En cas de seins trop petits (hypotrophie mammaire), on peut associer au lifting du sein la pose d’implants mammaires. Dans ce cas, le but de l'intervention est double : remonter les seins, et augmenter leur volume.

En cas de ptôse mammaire modérée : prothèses mammaires associées à lifting mammaire par cicatrice autour de l’aréole (round block). L'aréole est ainsi remise en bonne position, plus haute, et la peau est reconcentrée autour de l'aréole. Les résultats sont généralement excellents si les prothèses ont un volume suffisant pour retendre l'enveloppe cutanée.

En cas de ptôse mammaire sévère : prothèse mammaire associé à lifting mammaire par cicatrice verticale o en J ou en T renversé. Cette intervention consiste à retirer l'excès de peau responsable de l'aspect tombant du sein, et à redraper le sein sur la prothèse mammaire. Les cicatrices seront soit en J soit en T inversé soit verticale pure. Ce type de lifting mammaire avec prothèse, donne d'excellents résultats.

Votre suivi postopératoire et au-delà :

  • Un système de drainage aspiratif est habituellement mis en place pour réduire les risques d’hématome. Il est généralement conservé de un à trois jours selon sa production.
  • Le pansement est retiré 24 à 48 heures après l’intervention. Un pansement léger sera réalisé et vous devrez porter le soutien-gorge sans armature prescrit avant l'intervention. Il devra être porté nuit et jour pendant 2 mois.
  • L’hospitalisation dure entre 1 et 3 jours en moyenne. Il est recommandé qu’une personne accompagne votre retour à domicile.
  • Les fils sont généralement résorbables, leurs extrémités sont retirées entre 2 et 3 semaines après l’intervention.
  • La première douche est autorisée le lendemain de l’ablation des drains avec un pansement imperméable.
  • Pendant les premières semaines qui suivent le lifting des seins :
    • des ecchymoses ("bleus") des seins, souvent asymétriques. Elles persistent pendant quelques semaines, et au moins 15 à 21 jours.
    • un œdème (gonflement) des seins. D'importance variable, il peut être asymétrique. Il s’estompe dans les premières semaines, et peut parfois persister un mois ou plus.
    • une sensation de tension des seins qui s’estompe en quelques semaines.
    • les douleurs sont bien soulagées par les traitements antalgiques simples. Une gêne à l'élévation des bras est très souvent observée.
  • Les plasties mammaires peuvent entraîner une diminution de la sensibilité des aréoles, qui peut parfois être définitive.
  • La surveillance des seins par mammographie dans le cadre du dépistage systématique du cancer du sein n’est pas ou peu perturbée par le lifting des seins.
  • Le risque de survenue d'un cancer n'est pas augmenté par cette intervention.
  • Une grossesse ultérieure est bien évidemment possible ainsi qu'un allaitement, mais on conseille d'attendre au moins 1 an après l'intervention.
     

Combien de temps faut-il pour récupérer après l'opération et apprécier le résultat final?

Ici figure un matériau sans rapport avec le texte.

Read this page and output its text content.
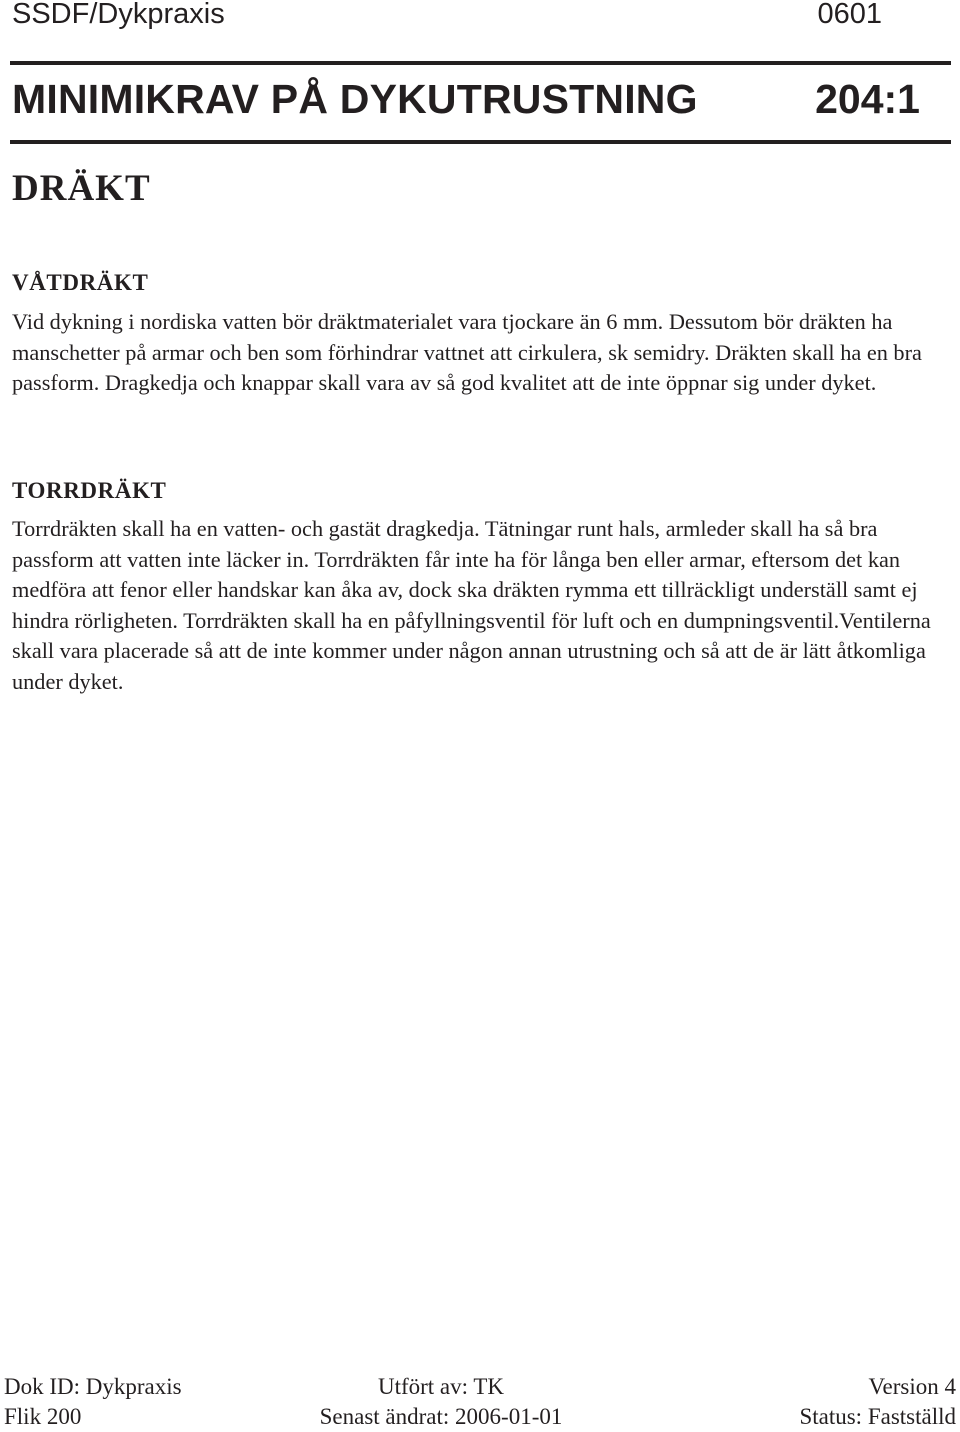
SSDF/Dykpraxis	0601
MINIMIKRAV PÅ DYKUTRUSTNING	204:1
DRÄKT
VÅTDRÄKT

Vid dykning i nordiska vatten bör dräktmaterialet vara tjockare än 6 mm. Dessutom bör dräkten ha manschetter på armar och ben som förhindrar vattnet att cirkulera, sk semidry. Dräkten skall ha en bra passform. Dragkedja och knappar skall vara av så god kvalitet att de inte öppnar sig under dyket.

TORRDRÄKT

Torrdräkten skall ha en vatten- och gastät dragkedja. Tätningar runt hals, armleder skall ha så bra passform att vatten inte läcker in. Torrdräkten får inte ha för långa ben eller armar, eftersom det kan medföra att fenor eller handskar kan åka av, dock ska dräkten rymma ett tillräckligt underställ samt ej hindra rörligheten. Torrdräkten skall ha en påfyllningsventil för luft och en dumpningsventil.Ventilerna skall vara placerade så att de inte kommer under någon annan utrustning och så att de är lätt åtkomliga under dyket.

Dok ID: Dykpraxis	Utfört av: TK	Version 4
Flik 200	Senast ändrat: 2006-01-01	Status: Fastställd
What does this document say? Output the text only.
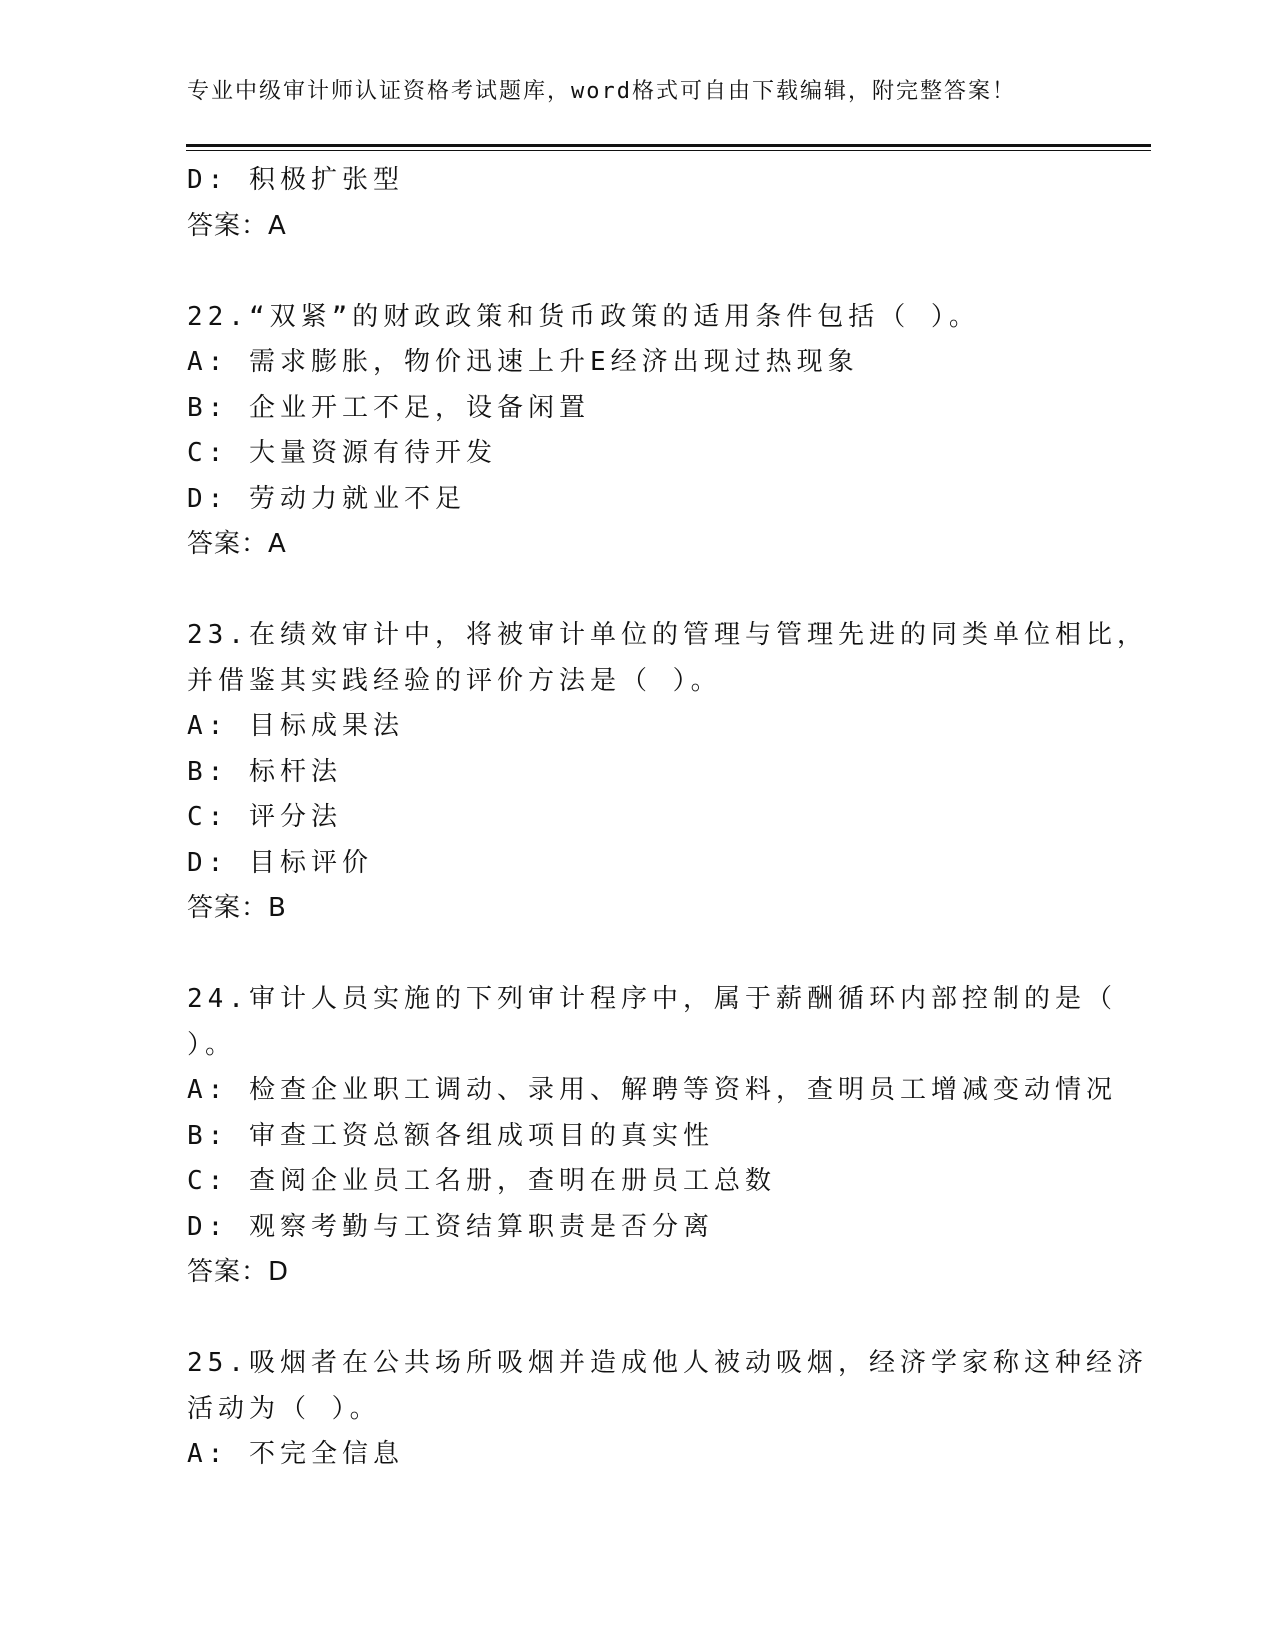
专业中级审计师认证资格考试题库，word格式可自由下载编辑，附完整答案！
D: 积极扩张型
答案：A
22.“双紧”的财政政策和货币政策的适用条件包括（ ）。
A: 需求膨胀，物价迅速上升E经济出现过热现象
B: 企业开工不足，设备闲置
C: 大量资源有待开发
D: 劳动力就业不足
答案：A
23.在绩效审计中，将被审计单位的管理与管理先进的同类单位相比，
并借鉴其实践经验的评价方法是（ ）。
A: 目标成果法
B: 标杆法
C: 评分法
D: 目标评价
答案：B
24.审计人员实施的下列审计程序中，属于薪酬循环内部控制的是（
）。
A: 检查企业职工调动、录用、解聘等资料，查明员工增减变动情况
B: 审查工资总额各组成项目的真实性
C: 查阅企业员工名册，查明在册员工总数
D: 观察考勤与工资结算职责是否分离
答案：D
25.吸烟者在公共场所吸烟并造成他人被动吸烟，经济学家称这种经济
活动为（ ）。
A: 不完全信息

La récupération se fait pendant 2-4 semaines. Un bon aperçu du résultat est visible immédiatement, mais l'aspect final des seins est acquis après 6-10 mois.
Le lifting de sein ne dure pas toute la vie, les effets des variations hormonales (grossesses, ménopause), force gravitationnelle, vieillissement et fluctuations de poids peuvent reprendre le dessus. Evitez les relations sexuelles durant 2 semaines. Il faut aussi éviter de soulever ou porter des poids durant 1 mois.

Travail et sport

Généralement on peut reprendre le travail après 7-10 jours. La période d'arrêt des activités sportives est de 2 mois environ.

Prise en charge par la Sécurité Sociale

Dans le cas d'une vraie ptose mammaire, c'est-à-dire tant que l'ablation des tissus en excès pèse moins de 300 grammes, il n’y a pas de prise en charge.

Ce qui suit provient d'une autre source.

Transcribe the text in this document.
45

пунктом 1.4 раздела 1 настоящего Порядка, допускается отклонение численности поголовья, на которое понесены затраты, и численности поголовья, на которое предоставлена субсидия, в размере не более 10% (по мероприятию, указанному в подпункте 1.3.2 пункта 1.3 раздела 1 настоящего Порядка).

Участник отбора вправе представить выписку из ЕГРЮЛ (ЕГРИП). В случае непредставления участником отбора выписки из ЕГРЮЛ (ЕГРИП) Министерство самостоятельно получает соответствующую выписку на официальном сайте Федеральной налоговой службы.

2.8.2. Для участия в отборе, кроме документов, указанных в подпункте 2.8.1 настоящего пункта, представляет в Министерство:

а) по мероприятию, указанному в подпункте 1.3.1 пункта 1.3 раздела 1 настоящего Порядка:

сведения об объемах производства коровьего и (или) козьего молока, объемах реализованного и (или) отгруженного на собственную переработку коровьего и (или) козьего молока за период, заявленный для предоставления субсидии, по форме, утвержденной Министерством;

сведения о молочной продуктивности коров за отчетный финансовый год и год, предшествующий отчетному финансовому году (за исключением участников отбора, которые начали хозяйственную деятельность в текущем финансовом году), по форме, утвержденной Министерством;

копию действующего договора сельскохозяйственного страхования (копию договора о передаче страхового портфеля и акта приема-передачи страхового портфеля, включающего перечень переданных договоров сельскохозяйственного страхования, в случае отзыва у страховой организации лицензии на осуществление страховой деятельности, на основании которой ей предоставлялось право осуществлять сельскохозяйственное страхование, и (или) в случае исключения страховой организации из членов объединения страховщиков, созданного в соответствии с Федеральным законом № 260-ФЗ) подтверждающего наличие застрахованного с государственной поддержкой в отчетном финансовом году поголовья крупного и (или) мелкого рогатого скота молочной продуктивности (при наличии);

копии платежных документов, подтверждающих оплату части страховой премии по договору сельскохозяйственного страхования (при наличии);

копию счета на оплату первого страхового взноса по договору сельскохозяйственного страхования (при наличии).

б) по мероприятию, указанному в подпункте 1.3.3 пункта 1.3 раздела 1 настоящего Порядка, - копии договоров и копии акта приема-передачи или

En revanche, si la correction de la ptose mammaire, s'accompagne d'une réduction de plus de 300 grammes par sein, alors l'intervention peut être prise en charge. Dans ce cas on ne parle plus de ptose mammaire, mais d'hypertrophie mammaire.

Même dans les cas d'amaigrissements importants, en séquelle d'obésité, la sécurité sociale ne prend pas en charge la cure de la ptôse mammaire.